The 10 Things I Got Right in Financial Planning

I wrote an article last month regarding the 10 things I got wrong about financial planning over my 20-year career. As it happens, I also got some things right and was happy when I was asked to write about them. Hopefully, these will benefit your clients.

1. The need versus the willingness to take risk. For most of my clients, I’ve reduced allocations to risky assets such as equities. It wasn’t because I sent them a risk tolerance questionnaire. It was because their need to take risk was low and they didn’t need to risk the consequences of a sustained market plunge.

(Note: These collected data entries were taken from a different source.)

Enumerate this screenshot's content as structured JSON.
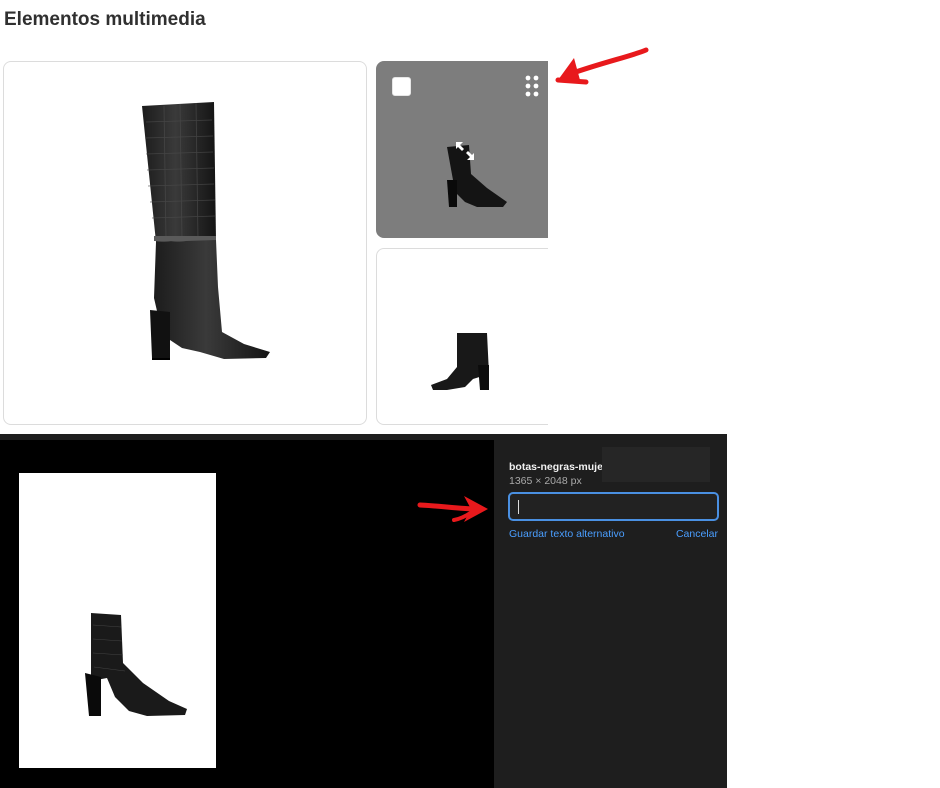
{
  "section": {
    "title": "Elementos multimedia"
  },
  "media": [
    {
      "name": "botas-altas"
    },
    {
      "name": "botin-negro",
      "selected": false
    },
    {
      "name": "botin-negro-2"
    }
  ],
  "icons": {
    "checkbox": "checkbox-icon",
    "drag": "drag-handle-icon",
    "expand": "expand-icon",
    "arrow": "red-arrow-icon"
  },
  "colors": {
    "accent": "#4a90e2",
    "link": "#4a9eff",
    "arrow": "#e8191c",
    "panel": "#1e1e1e"
  },
  "details": {
    "file_name": "botas-negras-mujer",
    "dimensions": "1365 × 2048 px",
    "alt_text_value": "",
    "save_alt_label": "Guardar texto alternativo",
    "cancel_label": "Cancelar"
  }
}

I tell clients that risk tolerance questionnaires are dangerous for two reasons. The lesser is that everyone’s risk tolerance is not stable and has a high correlation to market performance. The more problematic reason is that they don’t consider one’s need to take risk. As author and advisor William Bernstein puts it, “When you’ve won the game, stop playing.” It turns out that, so far this century, a moderate portfolio that was rebalanced has done as well as an aggressive portfolio. And taking risk off the table made it less hard (still not easy) to rebalance and stick to the plan.

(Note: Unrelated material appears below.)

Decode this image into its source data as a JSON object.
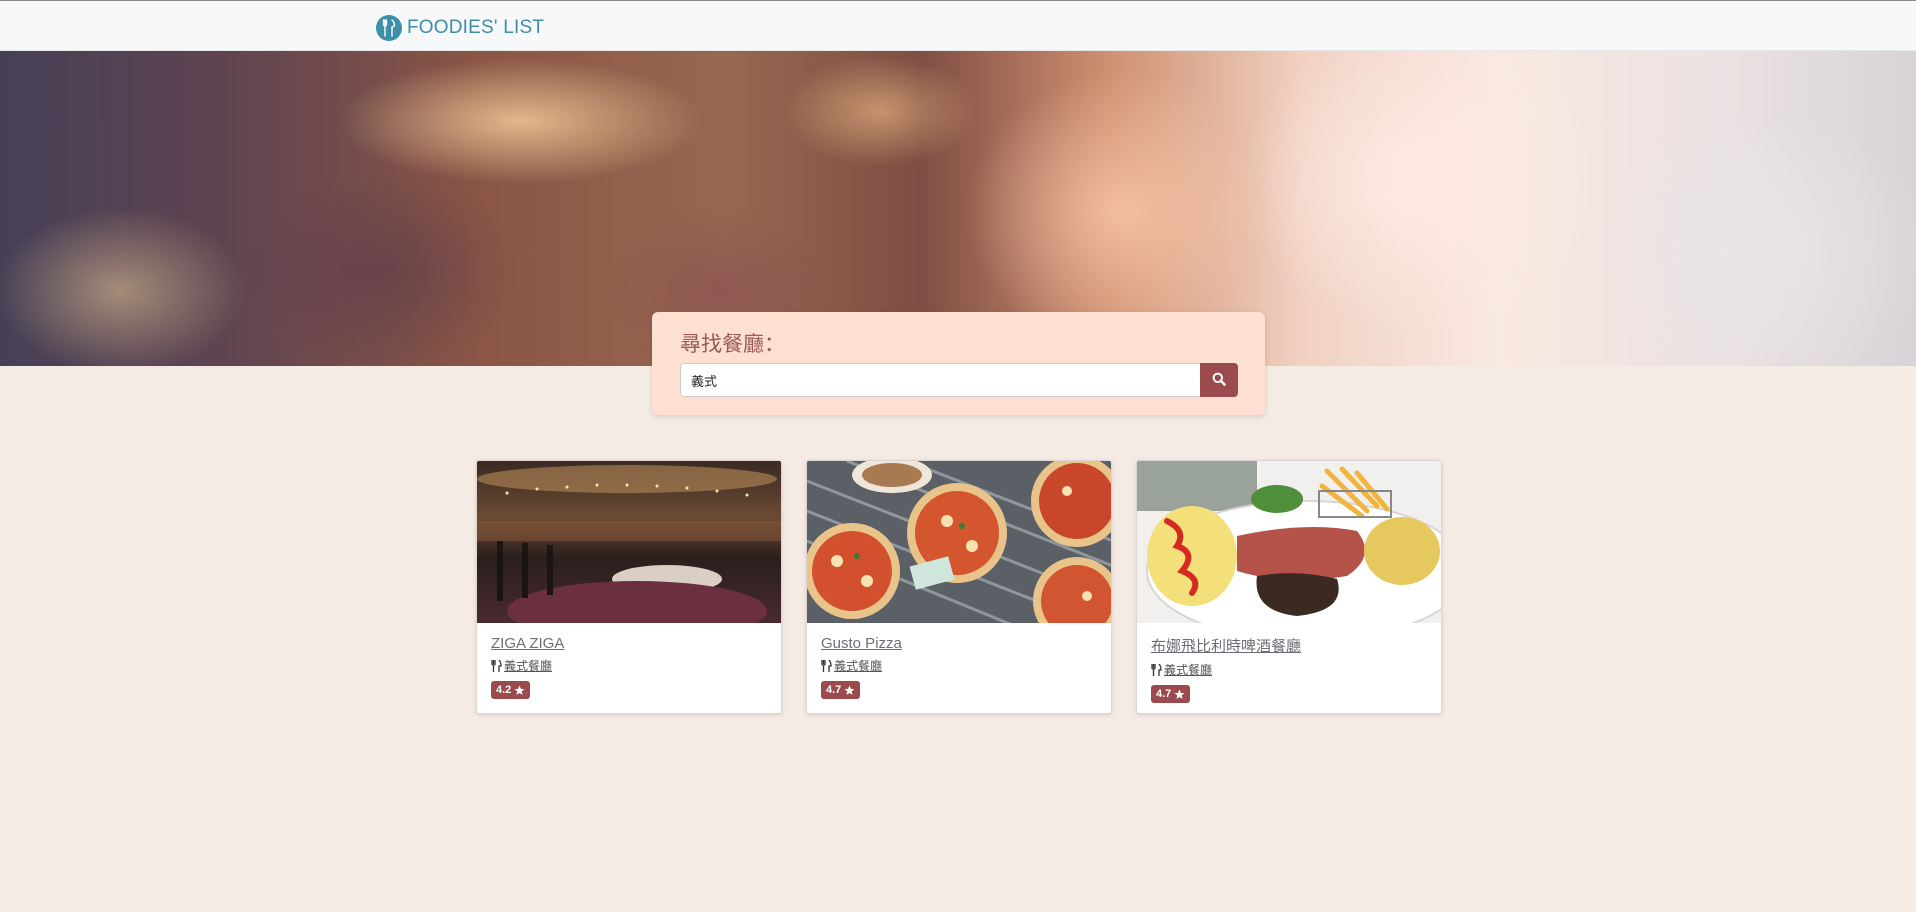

I let clients know that the risk assessment questionnaires I’ve taken tell me I should be between 70% and 140% in stocks. I’m not kidding – one had me with a margin account. I’m sticking with 45% because dying the richest person in the graveyard isn’t the right goal for any of us.

2. Rules over research. There is no shortage of research attempting to show what markets, companies, sectors, styles, interest rates, etc. will do. Many of these forecasts are from academics and economists and present compelling logic – so compelling that they even make me want to abandon my own plan.